Witt v. St. Vincent's Medical Center

In Witt v. St. Vincent's Medical Center, 252 Conn. 363, 370, 746 A.2d 753 (2000), the plaintiff claimed that the defendant pathologist negligently failed to warn him that certain tissue analysis performed by him revealed that the plaintiff was suffering from a dangerous medical condition. In 1983, the defendant had examined a tissue sample and issued a report in which he did not describe the plaintiff's condition as serious. The plaintiff alleged that he had relied on that diagnosis. Eleven years later, in 1994, the plaintiff discovered that the condition that the defendant had evaluated in 1983 was, in fact, life threatening. Additionally, there was evidence that the defendant had told the plaintiff's treating physician in 1994 that there was a concern at the time of the original diagnosis that the plaintiff suffered from a life threatening condition and that the defendant believed that a follow-up examination would be appropriate.
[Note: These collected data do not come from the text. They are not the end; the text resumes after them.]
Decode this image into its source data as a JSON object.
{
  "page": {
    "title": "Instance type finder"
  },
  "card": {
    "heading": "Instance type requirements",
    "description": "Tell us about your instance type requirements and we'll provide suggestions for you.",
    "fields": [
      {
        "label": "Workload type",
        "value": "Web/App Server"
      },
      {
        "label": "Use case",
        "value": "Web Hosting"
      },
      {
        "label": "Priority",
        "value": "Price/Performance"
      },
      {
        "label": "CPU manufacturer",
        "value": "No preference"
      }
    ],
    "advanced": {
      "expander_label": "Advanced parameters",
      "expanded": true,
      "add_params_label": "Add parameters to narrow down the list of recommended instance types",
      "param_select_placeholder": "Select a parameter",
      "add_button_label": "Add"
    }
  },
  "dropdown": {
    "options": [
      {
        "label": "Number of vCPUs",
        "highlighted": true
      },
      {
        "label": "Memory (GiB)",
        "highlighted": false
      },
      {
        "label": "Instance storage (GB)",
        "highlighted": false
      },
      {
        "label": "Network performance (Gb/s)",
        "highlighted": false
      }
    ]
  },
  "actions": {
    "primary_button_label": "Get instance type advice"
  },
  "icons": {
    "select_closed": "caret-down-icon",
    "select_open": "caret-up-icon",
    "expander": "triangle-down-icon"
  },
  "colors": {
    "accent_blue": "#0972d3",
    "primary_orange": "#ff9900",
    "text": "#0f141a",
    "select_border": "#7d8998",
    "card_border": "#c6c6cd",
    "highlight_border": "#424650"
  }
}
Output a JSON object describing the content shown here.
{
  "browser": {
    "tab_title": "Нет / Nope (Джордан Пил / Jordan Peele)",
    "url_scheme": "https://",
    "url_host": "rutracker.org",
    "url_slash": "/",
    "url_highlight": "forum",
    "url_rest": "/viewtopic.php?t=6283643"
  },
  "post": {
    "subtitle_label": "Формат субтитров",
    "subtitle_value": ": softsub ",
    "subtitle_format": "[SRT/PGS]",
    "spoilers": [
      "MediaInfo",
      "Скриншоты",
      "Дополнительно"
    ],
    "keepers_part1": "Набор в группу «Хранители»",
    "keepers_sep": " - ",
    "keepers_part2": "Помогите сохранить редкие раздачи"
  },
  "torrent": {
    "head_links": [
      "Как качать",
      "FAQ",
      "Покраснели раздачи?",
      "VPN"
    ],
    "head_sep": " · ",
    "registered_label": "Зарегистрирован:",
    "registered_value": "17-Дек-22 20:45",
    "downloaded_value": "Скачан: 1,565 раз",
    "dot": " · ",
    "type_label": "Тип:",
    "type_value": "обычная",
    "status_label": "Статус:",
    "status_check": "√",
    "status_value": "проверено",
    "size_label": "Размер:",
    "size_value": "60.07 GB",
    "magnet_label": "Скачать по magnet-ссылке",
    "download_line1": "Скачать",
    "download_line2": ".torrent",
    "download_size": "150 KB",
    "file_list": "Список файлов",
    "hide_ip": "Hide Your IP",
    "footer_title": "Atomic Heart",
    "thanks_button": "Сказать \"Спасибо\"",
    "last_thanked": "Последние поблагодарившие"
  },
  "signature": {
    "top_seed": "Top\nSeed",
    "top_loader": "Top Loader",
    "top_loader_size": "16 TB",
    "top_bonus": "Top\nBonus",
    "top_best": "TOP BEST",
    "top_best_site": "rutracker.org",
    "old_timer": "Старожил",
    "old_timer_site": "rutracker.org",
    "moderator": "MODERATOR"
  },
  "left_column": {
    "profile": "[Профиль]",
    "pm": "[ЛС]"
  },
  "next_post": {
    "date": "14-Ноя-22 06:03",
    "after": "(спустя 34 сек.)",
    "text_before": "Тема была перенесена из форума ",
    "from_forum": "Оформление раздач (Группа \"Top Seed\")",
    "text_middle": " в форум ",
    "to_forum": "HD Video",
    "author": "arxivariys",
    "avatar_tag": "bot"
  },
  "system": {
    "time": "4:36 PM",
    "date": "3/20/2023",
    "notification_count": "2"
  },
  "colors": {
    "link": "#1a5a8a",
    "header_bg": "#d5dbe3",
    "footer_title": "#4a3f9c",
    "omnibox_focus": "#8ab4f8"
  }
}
The plaintiff argued that the defendant's initial 1983 report was not complete and that the defendant's subsequent 1994 communication to his physician, expressing concern for the plaintiff's condition as of the time of the diagnosis, evidenced the defendant's awareness that the plaintiff was at an increased risk. The Court concluded that the plaintiff had demonstrated that the defendant knew of a specific risk to the plaintiff in 1983 and failed to communicate that risk to the plaintiff. The court stated that the evidence that the defendant had knowledge of the risk "gave rise to the defendant's continuing duty to warn, which in turn triggered the continuing course of conduct doctrine." Id. at 372.